Once we have the model's action, we can then simulate that action (for a look at the code that does this, check out this repl).
Based on the result of the simulation, we can assign that action a reward value.
if (dealerValue > 21 || playerValue > dealerValue) {
await rn.reward(1); // player beats dealer
} else if (playerValue === dealerValue) {
await rn.reward(0); // player pushes
} else {
await rn.reward(-1); // player loses
}
Once that is done, we train the model, using a batchSize
of 64. This is not overly important, anything between 32 and 256 should work well.
await rn.next({ batchSize: 64});
After running this ~1000 or so times, we are left with what should be a reasonably good model at playing blackjack. To test this, let's run the second simulation.

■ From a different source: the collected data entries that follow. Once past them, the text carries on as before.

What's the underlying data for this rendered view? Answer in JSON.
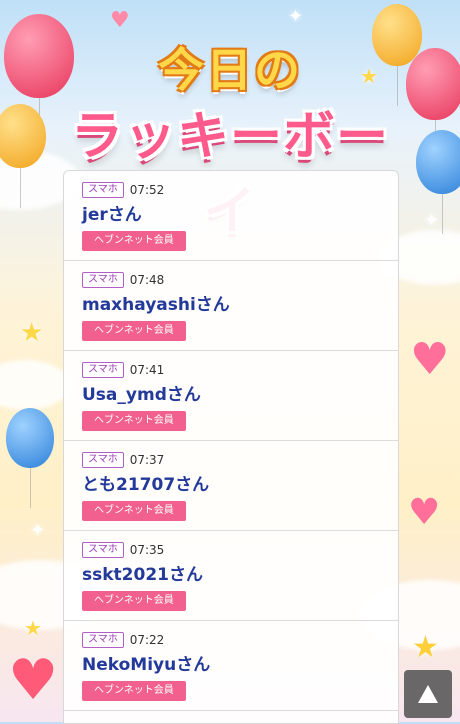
{
  "title": {
    "line1": "今日の",
    "line2": "ラッキーボーイ"
  },
  "entries": [
    {
      "device": "スマホ",
      "time": "07:52",
      "name": "jerさん",
      "badge": "ヘブンネット会員"
    },
    {
      "device": "スマホ",
      "time": "07:48",
      "name": "maxhayashiさん",
      "badge": "ヘブンネット会員"
    },
    {
      "device": "スマホ",
      "time": "07:41",
      "name": "Usa_ymdさん",
      "badge": "ヘブンネット会員"
    },
    {
      "device": "スマホ",
      "time": "07:37",
      "name": "とも21707さん",
      "badge": "ヘブンネット会員"
    },
    {
      "device": "スマホ",
      "time": "07:35",
      "name": "sskt2021さん",
      "badge": "ヘブンネット会員"
    },
    {
      "device": "スマホ",
      "time": "07:22",
      "name": "NekoMiyuさん",
      "badge": "ヘブンネット会員"
    }
  ],
  "controls": {
    "scroll_top_icon": "triangle-up-icon"
  },
  "colors": {
    "badge_pink": "#f2608f",
    "name_blue": "#233a9a",
    "device_purple": "#9b3bb8"
  }
}
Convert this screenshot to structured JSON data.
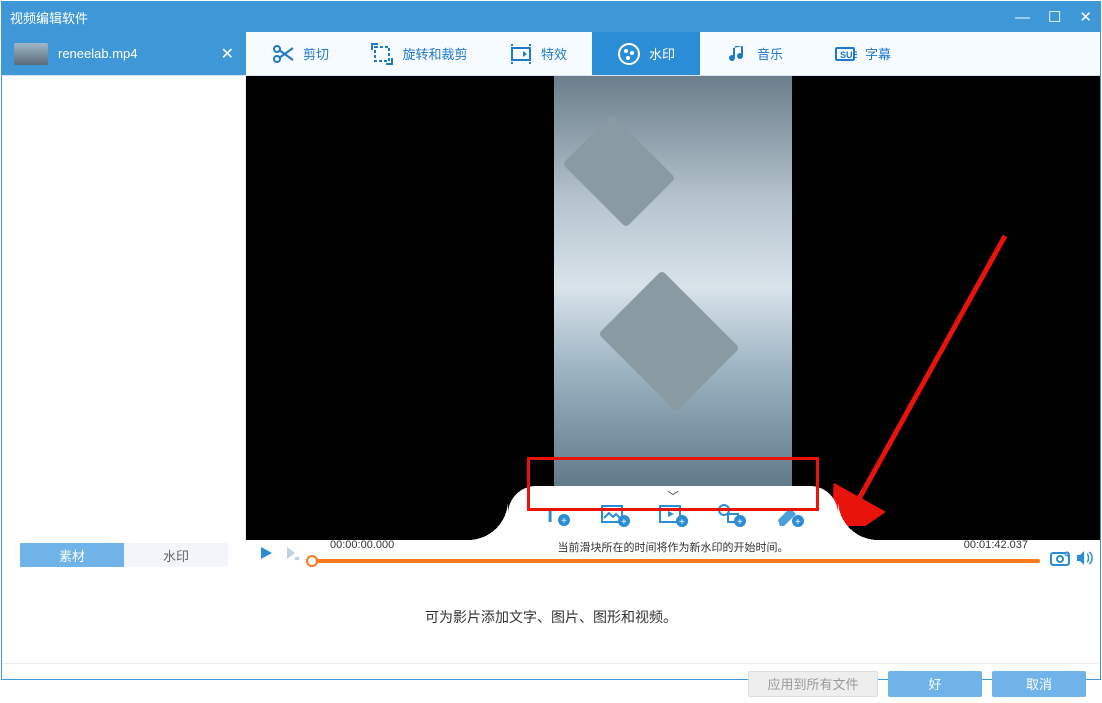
{
  "window": {
    "title": "视频编辑软件",
    "min": "—",
    "max": "☐",
    "close": "✕"
  },
  "file_tab": {
    "name": "reneelab.mp4",
    "close": "✕"
  },
  "toolbar": {
    "cut": "剪切",
    "rotate": "旋转和裁剪",
    "effect": "特效",
    "watermark": "水印",
    "music": "音乐",
    "subtitle": "字幕"
  },
  "side_tabs": {
    "material": "素材",
    "watermark": "水印"
  },
  "timeline": {
    "start": "00:00:00.000",
    "end": "00:01:42.037",
    "hint": "当前滑块所在的时间将作为新水印的开始时间。"
  },
  "info": {
    "text": "可为影片添加文字、图片、图形和视频。"
  },
  "bottom": {
    "apply_all": "应用到所有文件",
    "ok": "好",
    "cancel": "取消"
  },
  "wm_buttons": {
    "chev": "﹀",
    "text": "add-text-icon",
    "image": "add-image-icon",
    "video": "add-video-icon",
    "shape": "add-shape-icon",
    "erase": "add-erase-icon"
  }
}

The one where the agent tests itself
For the second step of the overall program, we run another blackjack simulation, but this time instead of rewarding the model for wins and losses, we just keep track of them in variables.
if (dealerValue > 21 || playerValue > dealerValue) {
wins++;
} else if (playerValue === dealerValue) {
draws++;
} else {
losses++;
}
Then we just console.log this out, and gather the results! We ran 3 chunks of 1000 rounds to get a truer view of how our model is performing, and here are the results!
If we combine wins and draws, that's almost a 42% win rate (on average). When we compare this to our random simulation, we find that this is not all that impressive (with random moves you can win ~32% of the time).
It gets even bleaker when we compare this to basic strategy, where you win 49.5% of the time.